A State, pursuant to its police power, may of course imprison convicted criminals for the purposes of deterrence and retribution. But there are constitutional limitations on the conduct that a State may criminalize. Here the State has no such punitive interests. As Foucha was not convicted, he may not be punished. * * *
The State may also confine a mentally ill person if it shows 'by clear and convincing evidence that the individual is mentally ill and dangerous.' Here, the state has not carried that burden; indeed, the state does not claim that Foucha is now mentally ill.
Foucha, 504 U.S. at 80 (citations omitted) (emphasis added). Although the Supreme Court was divided in Foucha, it was unanimous in concluding that strict scrutiny requires a state's action to be narrowly tailored to the particular compelling interest at stake. Justice O'Connor in her concurrence stated "that acquittees could not be confined as mental patients absent some medical justification for doing so; in such a case the necessary connection between the nature and purposes of confinement would be absent." Id. at 88 (O'Connor, J., concurring) (emphasis added).

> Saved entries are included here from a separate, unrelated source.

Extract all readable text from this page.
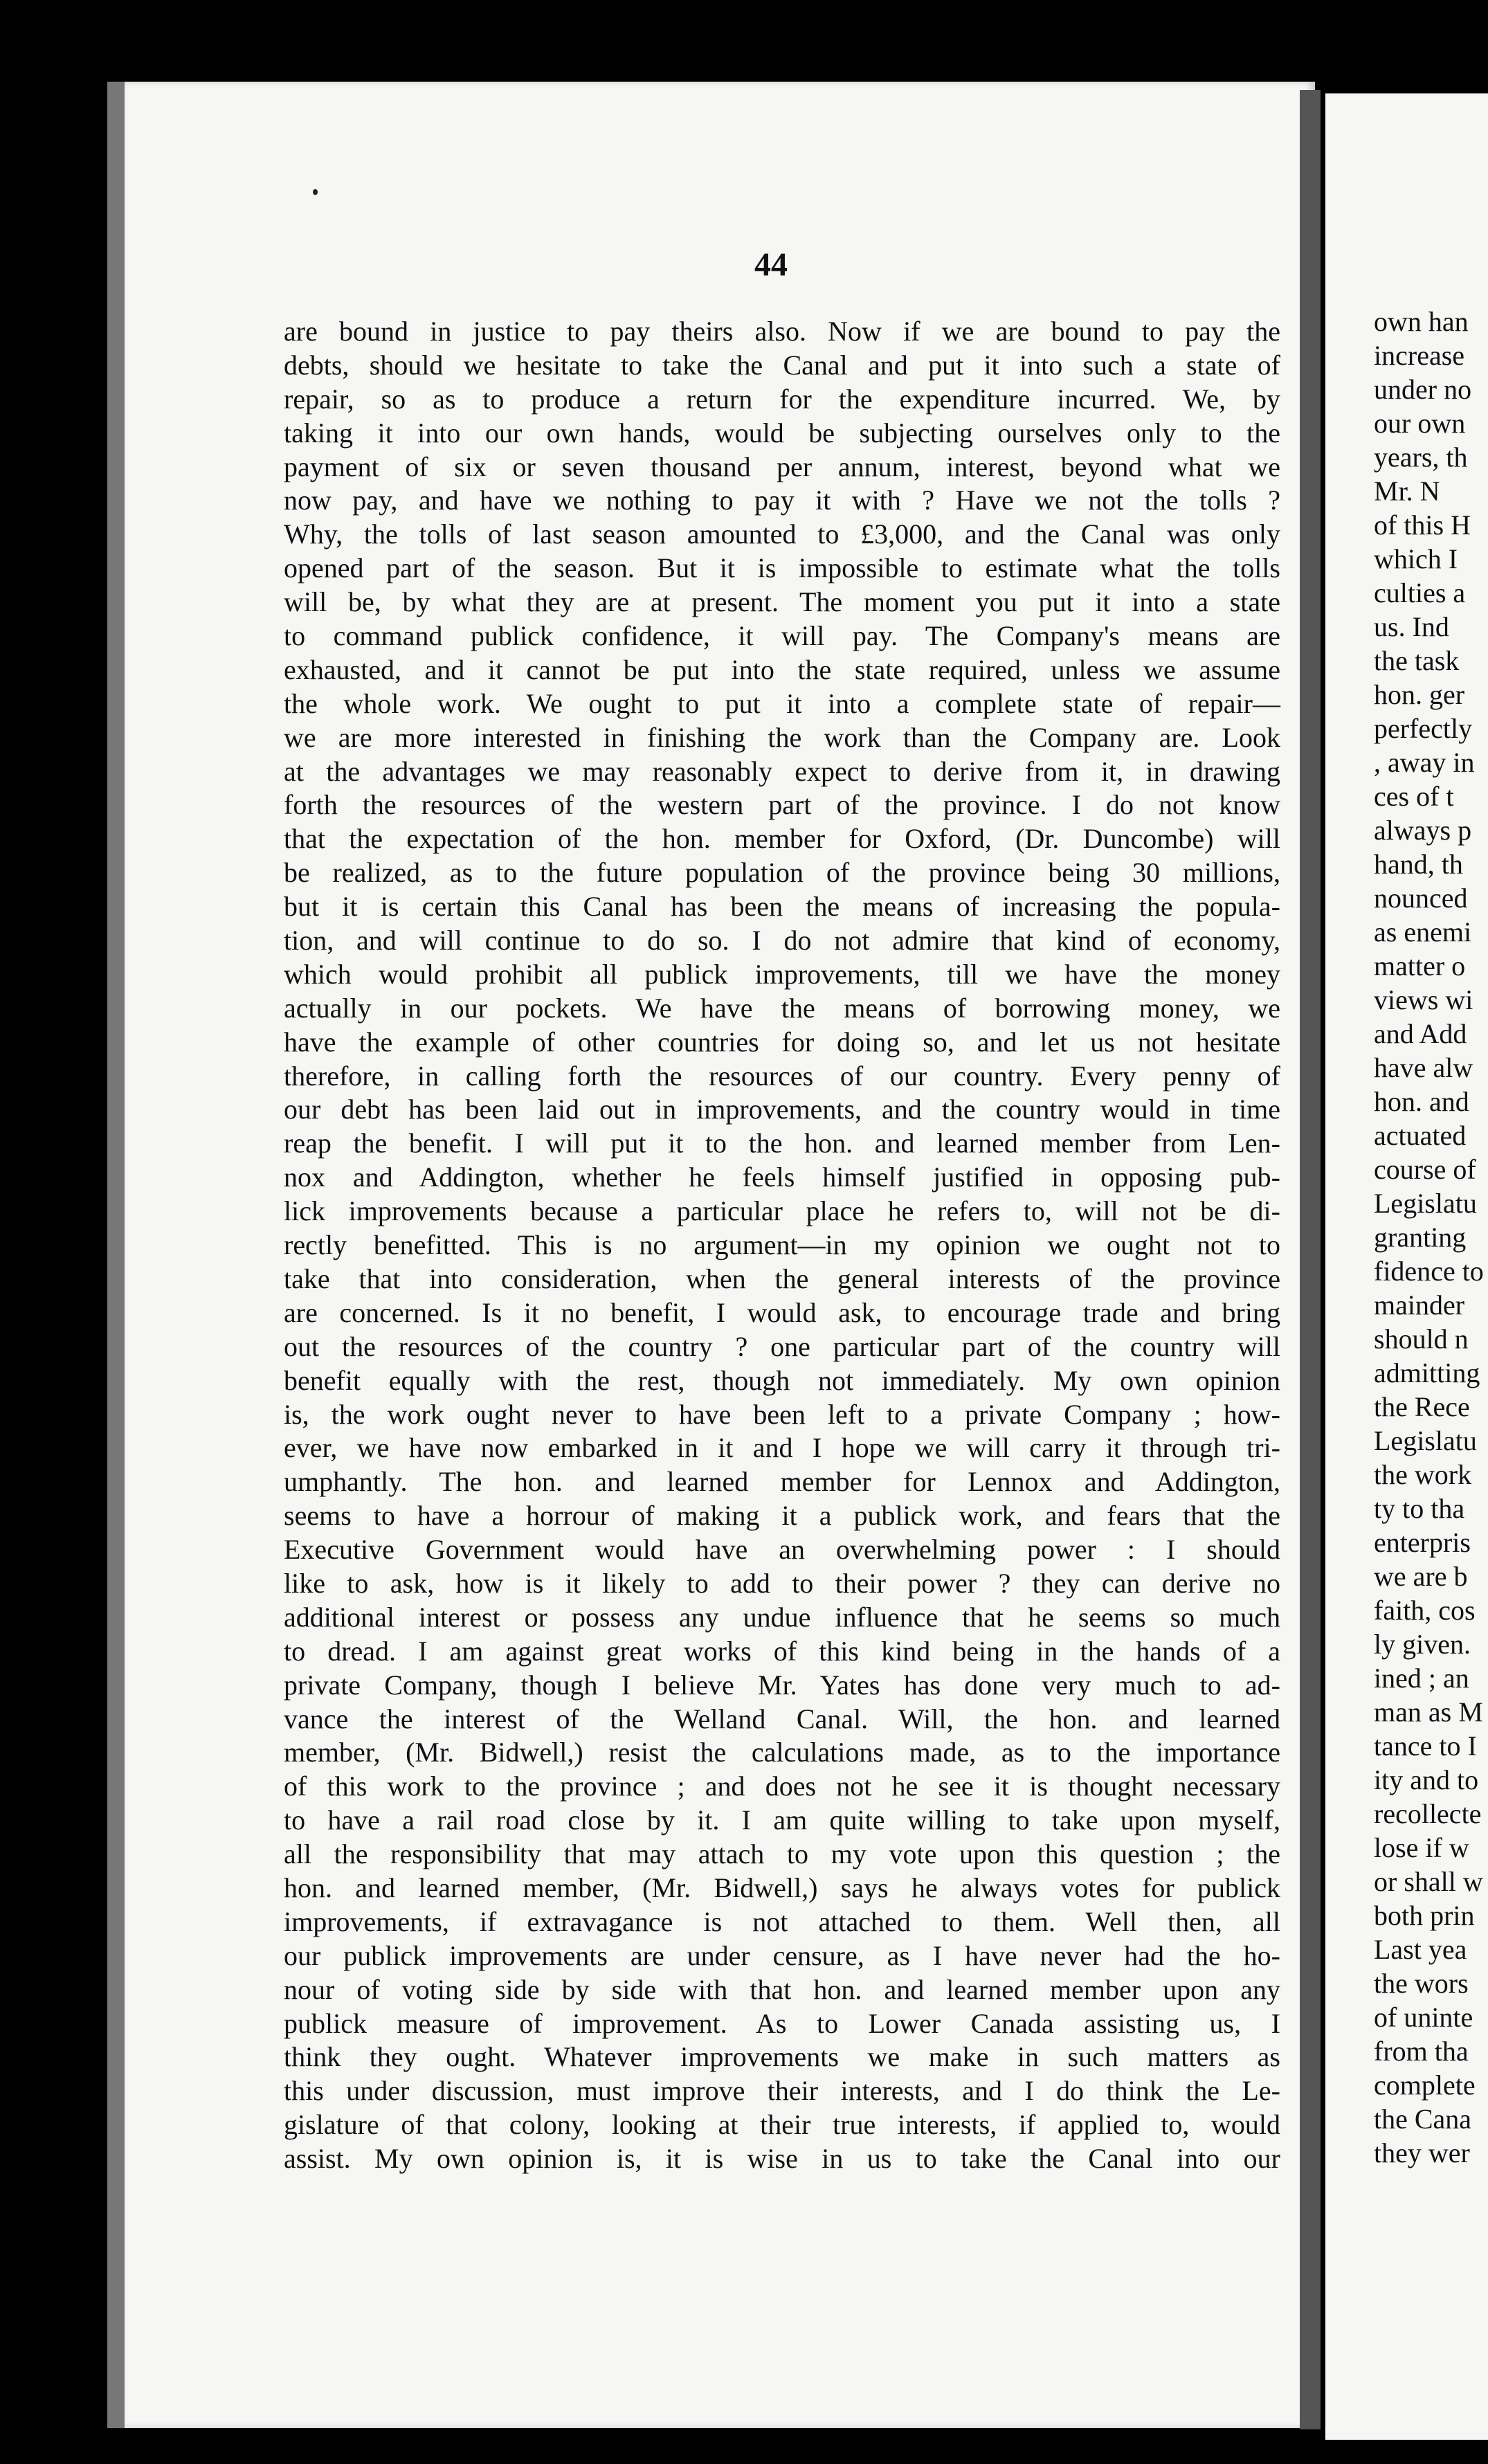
44
are bound in justice to pay theirs also. Now if we are bound to pay the
debts, should we hesitate to take the Canal and put it into such a state of
repair, so as to produce a return for the expenditure incurred. We, by
taking it into our own hands, would be subjecting ourselves only to the
payment of six or seven thousand per annum, interest, beyond what we
now pay, and have we nothing to pay it with ? Have we not the tolls ?
Why, the tolls of last season amounted to £3,000, and the Canal was only
opened part of the season. But it is impossible to estimate what the tolls
will be, by what they are at present. The moment you put it into a state
to command publick confidence, it will pay. The Company's means are
exhausted, and it cannot be put into the state required, unless we assume
the whole work. We ought to put it into a complete state of repair—
we are more interested in finishing the work than the Company are. Look
at the advantages we may reasonably expect to derive from it, in drawing
forth the resources of the western part of the province. I do not know
that the expectation of the hon. member for Oxford, (Dr. Duncombe) will
be realized, as to the future population of the province being 30 millions,
but it is certain this Canal has been the means of increasing the popula-
tion, and will continue to do so. I do not admire that kind of economy,
which would prohibit all publick improvements, till we have the money
actually in our pockets. We have the means of borrowing money, we
have the example of other countries for doing so, and let us not hesitate
therefore, in calling forth the resources of our country. Every penny of
our debt has been laid out in improvements, and the country would in time
reap the benefit. I will put it to the hon. and learned member from Len-
nox and Addington, whether he feels himself justified in opposing pub-
lick improvements because a particular place he refers to, will not be di-
rectly benefitted. This is no argument—in my opinion we ought not to
take that into consideration, when the general interests of the province
are concerned. Is it no benefit, I would ask, to encourage trade and bring
out the resources of the country ? one particular part of the country will
benefit equally with the rest, though not immediately. My own opinion
is, the work ought never to have been left to a private Company ; how-
ever, we have now embarked in it and I hope we will carry it through tri-
umphantly. The hon. and learned member for Lennox and Addington,
seems to have a horrour of making it a publick work, and fears that the
Executive Government would have an overwhelming power : I should
like to ask, how is it likely to add to their power ? they can derive no
additional interest or possess any undue influence that he seems so much
to dread. I am against great works of this kind being in the hands of a
private Company, though I believe Mr. Yates has done very much to ad-
vance the interest of the Welland Canal. Will, the hon. and learned
member, (Mr. Bidwell,) resist the calculations made, as to the importance
of this work to the province ; and does not he see it is thought necessary
to have a rail road close by it. I am quite willing to take upon myself,
all the responsibility that may attach to my vote upon this question ; the
hon. and learned member, (Mr. Bidwell,) says he always votes for publick
improvements, if extravagance is not attached to them. Well then, all
our publick improvements are under censure, as I have never had the ho-
nour of voting side by side with that hon. and learned member upon any
publick measure of improvement. As to Lower Canada assisting us, I
think they ought. Whatever improvements we make in such matters as
this under discussion, must improve their interests, and I do think the Le-
gislature of that colony, looking at their true interests, if applied to, would
assist. My own opinion is, it is wise in us to take the Canal into our
own han
increase
under no
our own
years, th
Mr. N
of this H
which I
culties a
us. Ind
the task
hon. ger
perfectly
, away in
ces of t
always p
hand, th
nounced
as enemi
matter o
views wi
and Add
have alw
hon. and
actuated
course of
Legislatu
granting
fidence to
mainder
should n
admitting
the Rece
Legislatu
the work
ty to tha
enterpris
we are b
faith, cos
ly given.
ined ; an
man as M
tance to I
ity and to
recollecte
lose if w
or shall w
both prin
Last yea
the wors
of uninte
from tha
complete
the Cana
they wer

Justice Kennedy, in fact, based his entire dissent on the fact that the validity of a state's actions will differ depending upon whether it is acting in a criminal or civil context.

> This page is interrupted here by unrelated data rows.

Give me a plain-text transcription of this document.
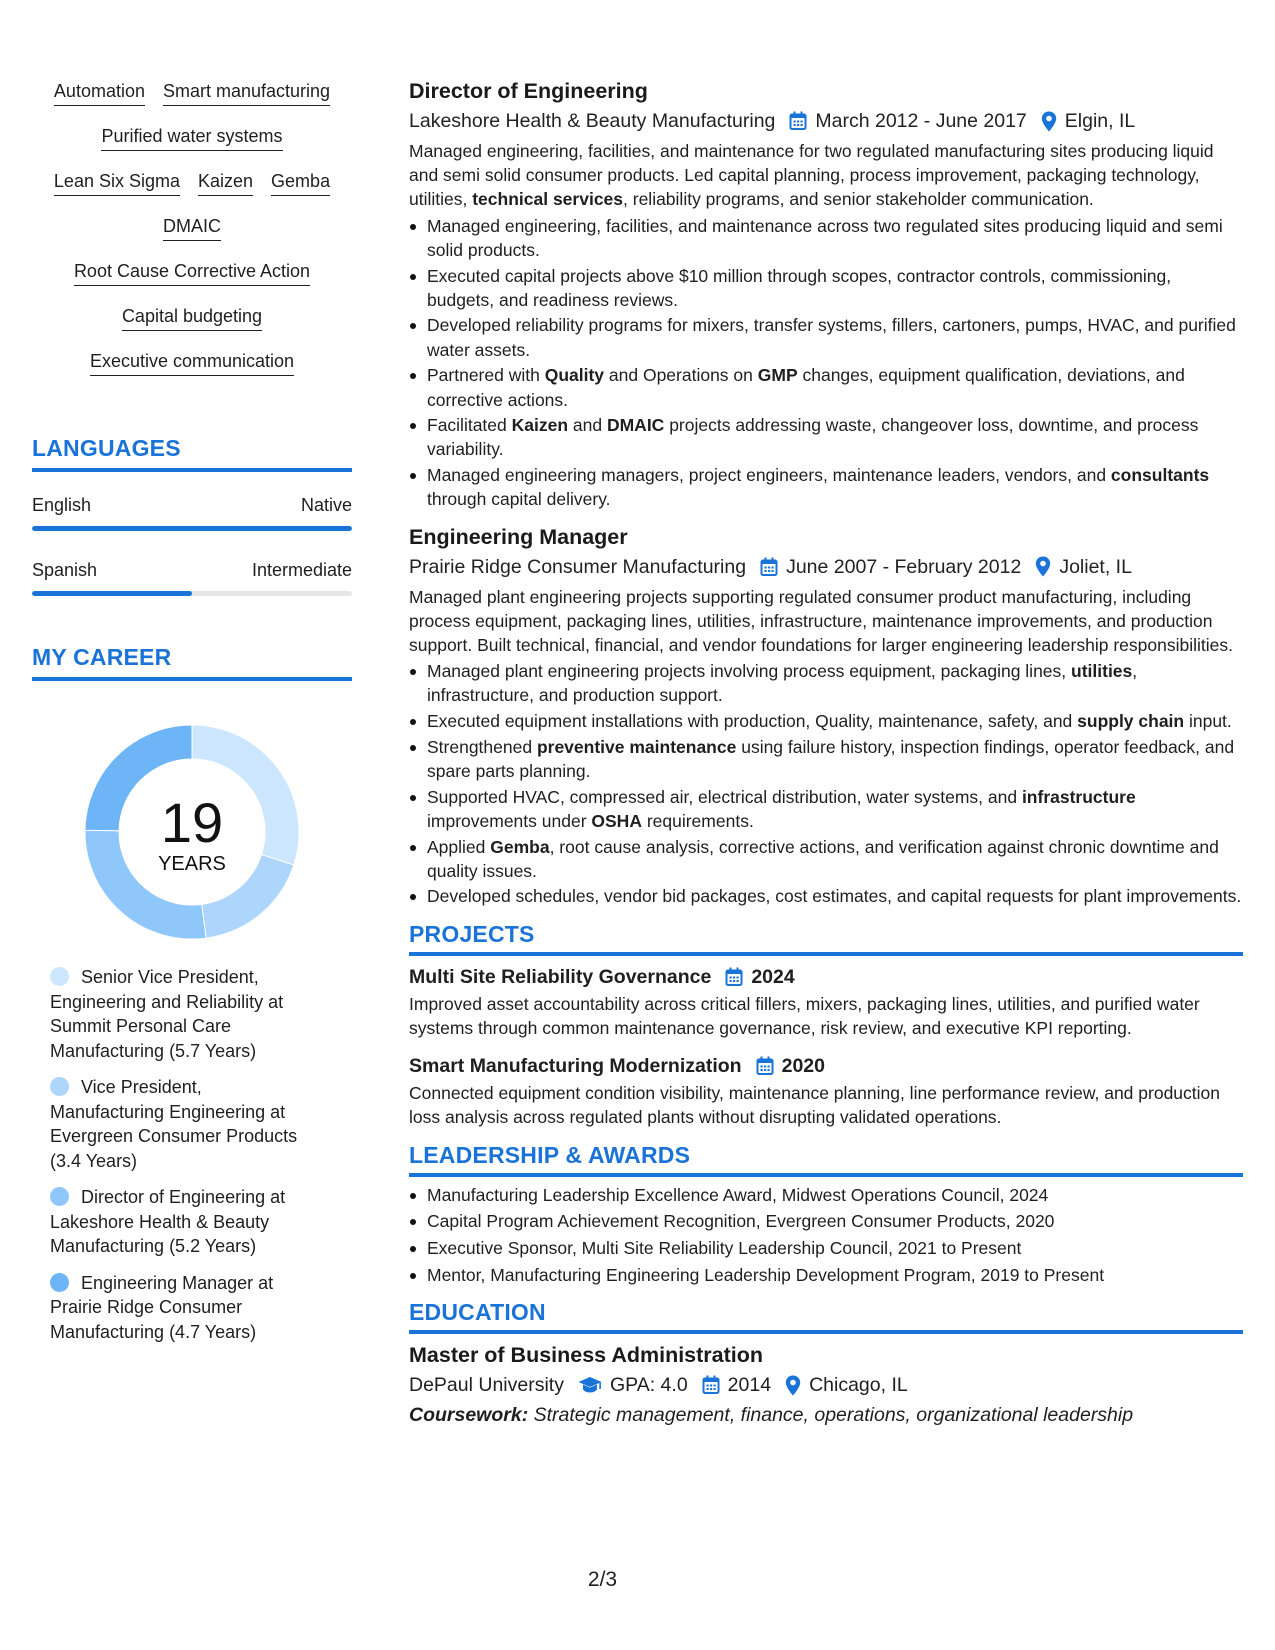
Automation Smart manufacturing
Purified water systems
Lean Six Sigma Kaizen Gemba
DMAIC
Root Cause Corrective Action
Capital budgeting
Executive communication
LANGUAGES
English	Native
Spanish	Intermediate
MY CAREER
19
YEARS
Senior Vice President, Engineering and Reliability at Summit Personal Care Manufacturing (5.7 Years)
Vice President, Manufacturing Engineering at Evergreen Consumer Products (3.4 Years)
Director of Engineering at Lakeshore Health & Beauty Manufacturing (5.2 Years)
Engineering Manager at Prairie Ridge Consumer Manufacturing (4.7 Years)
Director of Engineering
Lakeshore Health & Beauty Manufacturing March 2012 - June 2017 Elgin, IL
Managed engineering, facilities, and maintenance for two regulated manufacturing sites producing liquid and semi solid consumer products. Led capital planning, process improvement, packaging technology, utilities, technical services, reliability programs, and senior stakeholder communication.
Managed engineering, facilities, and maintenance across two regulated sites producing liquid and semi solid products.
Executed capital projects above $10 million through scopes, contractor controls, commissioning, budgets, and readiness reviews.
Developed reliability programs for mixers, transfer systems, fillers, cartoners, pumps, HVAC, and purified water assets.
Partnered with Quality and Operations on GMP changes, equipment qualification, deviations, and corrective actions.
Facilitated Kaizen and DMAIC projects addressing waste, changeover loss, downtime, and process variability.
Managed engineering managers, project engineers, maintenance leaders, vendors, and consultants through capital delivery.
Engineering Manager
Prairie Ridge Consumer Manufacturing June 2007 - February 2012 Joliet, IL
Managed plant engineering projects supporting regulated consumer product manufacturing, including process equipment, packaging lines, utilities, infrastructure, maintenance improvements, and production support. Built technical, financial, and vendor foundations for larger engineering leadership responsibilities.
Managed plant engineering projects involving process equipment, packaging lines, utilities, infrastructure, and production support.
Executed equipment installations with production, Quality, maintenance, safety, and supply chain input.
Strengthened preventive maintenance using failure history, inspection findings, operator feedback, and spare parts planning.
Supported HVAC, compressed air, electrical distribution, water systems, and infrastructure improvements under OSHA requirements.
Applied Gemba, root cause analysis, corrective actions, and verification against chronic downtime and quality issues.
Developed schedules, vendor bid packages, cost estimates, and capital requests for plant improvements.
PROJECTS
Multi Site Reliability Governance 2024
Improved asset accountability across critical fillers, mixers, packaging lines, utilities, and purified water systems through common maintenance governance, risk review, and executive KPI reporting.
Smart Manufacturing Modernization 2020
Connected equipment condition visibility, maintenance planning, line performance review, and production loss analysis across regulated plants without disrupting validated operations.
LEADERSHIP & AWARDS
Manufacturing Leadership Excellence Award, Midwest Operations Council, 2024
Capital Program Achievement Recognition, Evergreen Consumer Products, 2020
Executive Sponsor, Multi Site Reliability Leadership Council, 2021 to Present
Mentor, Manufacturing Engineering Leadership Development Program, 2019 to Present
EDUCATION
Master of Business Administration
DePaul University GPA: 4.0 2014 Chicago, IL
Coursework: Strategic management, finance, operations, organizational leadership
2/3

The criminal law defines a discrete category of conduct for which society has reserved its greatest opprobrium and strictest sanctions; past or future dangerousness, as ascertained or predicted in civil proceedings, is different in kind. * * * In the civil context, the State acts in large part on the basis of its parens patriae power to protect and provide for an ill individual, while in the criminal context, the State acts to ensure the public safety.
Id. at 95-96 (Kennedy, J., dissenting). And finally, Justice Thomas stated that "there is a real and legitimate distinction between insanity acquittees and civil committees that justifies procedural disparities." Id. at 108 (Thomas, J., dissenting). Although Justice Thomas maintained that "freedom from bodily restraint" did not constitute a fundamental interest that merited strict scrutiny, he did admit that under such a test "[c]ivil commitment as we know it would almost certainly be unconstitutional; only in the rarest of circumstances will a State be able to show a 'compelling interest,' and one that can be served in no other way, in involuntarily institutionalizing a person." Id. at 122 (Thomas, J., dissenting). In summary, the court concluded that civil commitment of a non-mentally ill but dangerous person would be:
only a step away from substituting confinements for dangerousness for our present system which, with only narrow exceptions and aside from permissible confinements for mental illness, incarcerates only those who are proved beyond reasonable doubt to have violated a criminal law.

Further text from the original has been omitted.